Female wasps exhibit long period phenotype under constant darkness (>24 h endogenous circadian rhythm). (i) Double-plotted actograms showing the locomotor activity pattern of representative individuals of (A) Mischocyttarus phthisicus and (B) Polistes crinitus. (ii) Autocorrelation plots used to determine the period (p), rhythm index (RI) and rhythm strength (RS). (iii) MESA plot.

Fig. 4.

The period of honey bees and wasps significantly deviates from 24 h and exhibits a large degree of inter-individual variation.
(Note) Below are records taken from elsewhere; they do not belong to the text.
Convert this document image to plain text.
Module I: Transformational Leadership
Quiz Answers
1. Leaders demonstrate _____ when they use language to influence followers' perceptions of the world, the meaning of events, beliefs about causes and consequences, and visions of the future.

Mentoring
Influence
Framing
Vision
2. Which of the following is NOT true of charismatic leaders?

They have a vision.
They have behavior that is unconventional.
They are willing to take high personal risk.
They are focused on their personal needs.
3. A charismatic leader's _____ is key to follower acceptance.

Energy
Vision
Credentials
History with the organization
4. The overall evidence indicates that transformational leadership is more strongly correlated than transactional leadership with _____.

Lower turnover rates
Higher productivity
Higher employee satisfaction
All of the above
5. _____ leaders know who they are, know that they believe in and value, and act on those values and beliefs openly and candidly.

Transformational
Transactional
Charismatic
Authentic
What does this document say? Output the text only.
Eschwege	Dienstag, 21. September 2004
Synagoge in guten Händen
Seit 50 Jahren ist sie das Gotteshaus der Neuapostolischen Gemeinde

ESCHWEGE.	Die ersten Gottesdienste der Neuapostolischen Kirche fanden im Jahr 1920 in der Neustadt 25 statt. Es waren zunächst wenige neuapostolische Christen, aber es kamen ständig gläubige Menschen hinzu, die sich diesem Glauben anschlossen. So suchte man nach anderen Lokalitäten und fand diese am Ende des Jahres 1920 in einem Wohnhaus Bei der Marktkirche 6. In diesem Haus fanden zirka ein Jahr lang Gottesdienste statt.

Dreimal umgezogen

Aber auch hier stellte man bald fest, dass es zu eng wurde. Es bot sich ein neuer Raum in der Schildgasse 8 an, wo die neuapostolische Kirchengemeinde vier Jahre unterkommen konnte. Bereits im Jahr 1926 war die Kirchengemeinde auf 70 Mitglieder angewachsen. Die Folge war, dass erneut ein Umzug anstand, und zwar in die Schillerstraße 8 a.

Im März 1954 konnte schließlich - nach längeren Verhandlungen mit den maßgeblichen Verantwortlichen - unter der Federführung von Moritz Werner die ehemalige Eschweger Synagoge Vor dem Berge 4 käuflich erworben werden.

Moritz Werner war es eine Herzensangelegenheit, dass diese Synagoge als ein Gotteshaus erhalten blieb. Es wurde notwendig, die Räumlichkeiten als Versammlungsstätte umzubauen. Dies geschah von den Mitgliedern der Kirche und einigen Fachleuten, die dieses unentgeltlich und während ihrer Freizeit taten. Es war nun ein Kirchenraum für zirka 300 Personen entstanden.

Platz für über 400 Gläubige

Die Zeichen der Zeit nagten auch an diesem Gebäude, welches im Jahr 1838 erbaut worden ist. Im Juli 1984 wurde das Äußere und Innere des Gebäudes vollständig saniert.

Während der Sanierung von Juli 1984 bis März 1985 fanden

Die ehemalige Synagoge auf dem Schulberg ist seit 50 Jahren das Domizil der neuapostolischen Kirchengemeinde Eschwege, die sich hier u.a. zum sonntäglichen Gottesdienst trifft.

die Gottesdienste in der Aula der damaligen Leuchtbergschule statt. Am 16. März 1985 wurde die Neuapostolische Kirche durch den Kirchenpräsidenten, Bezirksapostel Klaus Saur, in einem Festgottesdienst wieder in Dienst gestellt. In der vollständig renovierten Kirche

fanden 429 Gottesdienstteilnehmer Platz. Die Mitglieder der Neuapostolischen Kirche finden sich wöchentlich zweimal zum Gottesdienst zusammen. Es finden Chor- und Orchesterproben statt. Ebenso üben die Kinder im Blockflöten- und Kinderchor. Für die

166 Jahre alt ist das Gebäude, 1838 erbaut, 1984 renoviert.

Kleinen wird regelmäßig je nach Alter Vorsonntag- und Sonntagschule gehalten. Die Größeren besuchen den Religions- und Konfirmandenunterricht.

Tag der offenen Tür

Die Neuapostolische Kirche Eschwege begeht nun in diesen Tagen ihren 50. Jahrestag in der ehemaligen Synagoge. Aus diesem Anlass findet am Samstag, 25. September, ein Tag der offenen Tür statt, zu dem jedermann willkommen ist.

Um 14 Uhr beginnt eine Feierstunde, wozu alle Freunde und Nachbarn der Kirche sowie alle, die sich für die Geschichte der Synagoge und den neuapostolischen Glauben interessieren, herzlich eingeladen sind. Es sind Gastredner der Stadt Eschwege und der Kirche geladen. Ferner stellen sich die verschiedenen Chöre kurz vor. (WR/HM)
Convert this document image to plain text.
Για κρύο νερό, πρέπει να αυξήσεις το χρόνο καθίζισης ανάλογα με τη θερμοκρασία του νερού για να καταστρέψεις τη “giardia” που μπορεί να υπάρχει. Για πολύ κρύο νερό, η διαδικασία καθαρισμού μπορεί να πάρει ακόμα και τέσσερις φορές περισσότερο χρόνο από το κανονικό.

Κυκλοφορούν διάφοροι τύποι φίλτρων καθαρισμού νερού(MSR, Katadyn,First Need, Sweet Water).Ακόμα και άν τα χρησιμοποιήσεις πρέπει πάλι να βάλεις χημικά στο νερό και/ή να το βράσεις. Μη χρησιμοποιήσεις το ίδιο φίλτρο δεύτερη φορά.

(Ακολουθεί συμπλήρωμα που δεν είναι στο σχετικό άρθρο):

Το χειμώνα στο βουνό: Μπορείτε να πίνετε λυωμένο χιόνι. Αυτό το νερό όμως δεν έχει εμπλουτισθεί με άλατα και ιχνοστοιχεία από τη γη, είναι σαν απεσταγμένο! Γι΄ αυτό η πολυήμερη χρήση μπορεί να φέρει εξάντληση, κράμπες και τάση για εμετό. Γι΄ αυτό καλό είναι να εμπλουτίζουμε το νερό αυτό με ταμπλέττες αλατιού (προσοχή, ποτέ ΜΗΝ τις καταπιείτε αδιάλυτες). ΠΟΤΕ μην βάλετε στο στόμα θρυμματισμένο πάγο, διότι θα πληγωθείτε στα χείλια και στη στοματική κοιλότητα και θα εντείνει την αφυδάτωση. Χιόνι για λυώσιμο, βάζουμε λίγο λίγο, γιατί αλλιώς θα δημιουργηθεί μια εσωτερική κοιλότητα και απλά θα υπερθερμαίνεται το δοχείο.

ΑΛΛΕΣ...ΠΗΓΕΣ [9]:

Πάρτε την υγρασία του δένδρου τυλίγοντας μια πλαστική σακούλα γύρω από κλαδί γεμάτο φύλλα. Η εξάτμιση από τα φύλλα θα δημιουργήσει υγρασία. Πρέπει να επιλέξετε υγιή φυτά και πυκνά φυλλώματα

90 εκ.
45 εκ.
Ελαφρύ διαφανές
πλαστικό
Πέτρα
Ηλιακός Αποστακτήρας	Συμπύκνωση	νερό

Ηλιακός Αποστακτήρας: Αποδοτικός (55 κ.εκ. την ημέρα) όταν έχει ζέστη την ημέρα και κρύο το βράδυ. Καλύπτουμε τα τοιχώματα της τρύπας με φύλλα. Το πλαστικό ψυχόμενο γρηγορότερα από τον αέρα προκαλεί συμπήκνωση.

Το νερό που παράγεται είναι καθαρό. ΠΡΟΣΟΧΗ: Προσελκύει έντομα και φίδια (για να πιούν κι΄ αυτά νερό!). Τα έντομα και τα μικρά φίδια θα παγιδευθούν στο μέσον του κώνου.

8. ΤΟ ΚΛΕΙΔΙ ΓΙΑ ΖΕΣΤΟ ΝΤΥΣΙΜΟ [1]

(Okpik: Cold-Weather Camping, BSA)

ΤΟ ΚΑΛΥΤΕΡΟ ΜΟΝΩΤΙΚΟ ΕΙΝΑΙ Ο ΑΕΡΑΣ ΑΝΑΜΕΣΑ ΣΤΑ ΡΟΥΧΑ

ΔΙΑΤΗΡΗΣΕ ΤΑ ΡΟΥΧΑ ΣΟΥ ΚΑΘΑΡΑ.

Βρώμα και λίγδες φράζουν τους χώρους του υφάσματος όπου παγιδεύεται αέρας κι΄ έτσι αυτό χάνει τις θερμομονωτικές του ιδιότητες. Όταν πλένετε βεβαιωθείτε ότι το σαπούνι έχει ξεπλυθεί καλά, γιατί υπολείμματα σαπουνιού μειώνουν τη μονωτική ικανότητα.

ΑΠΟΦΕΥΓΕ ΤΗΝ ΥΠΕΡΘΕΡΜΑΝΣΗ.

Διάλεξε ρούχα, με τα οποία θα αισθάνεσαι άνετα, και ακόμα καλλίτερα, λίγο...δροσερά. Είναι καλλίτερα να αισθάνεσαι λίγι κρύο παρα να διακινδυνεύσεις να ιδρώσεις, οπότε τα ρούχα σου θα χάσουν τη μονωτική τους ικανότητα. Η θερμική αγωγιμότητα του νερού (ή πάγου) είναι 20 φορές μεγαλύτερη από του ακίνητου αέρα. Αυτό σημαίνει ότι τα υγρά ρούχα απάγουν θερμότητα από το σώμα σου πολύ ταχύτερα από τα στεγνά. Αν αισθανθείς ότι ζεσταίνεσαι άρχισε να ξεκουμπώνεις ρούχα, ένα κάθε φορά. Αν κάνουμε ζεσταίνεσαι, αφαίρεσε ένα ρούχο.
Box plots of the endogenous period distribution in constant darkness for individuals of the A. mellifera subspecies carnica (n=11) and caucasica (n=13) and the hybrid gAHB (n=58); Drosophila melanogaster (n=32); Polistes crinitus (n=13); and Mischocyttarus phthisicus (n=24). The dashed lines represent the calculated minimum and maximum values for circadian period measured from D. melanogaster individuals. A Kruskal–Wallis test revealed significant differences across all of the sampled groups (F₅=94.80, P<0.0001). Box plots with different letters are significantly different at P<0.05 level in a post hoc Tukey's HSD tests.

Fig. 5.

Testing the endogenous rhythm at 35°C decreases period deviations from 24 h. (A) Box plots of the endogenous rhythm distribution under constant darkness of honey bee foragers at 25°C (white; n=51) and 35°C (shaded; n=54) reveal significant differences (Kruskal–Wallis test, F₅=26.41, P<0.01). (B) Examining the endogenous rhythm at different temperatures of foragers in six different colonies reveals significant differences of the period distributions at different temperatures for colonies 1 (P=0.04), 3 (P<0.01) and 6 (P=0.04), while comparison of these conditions in colonies 2, 4 and 5 did not yield significant differences.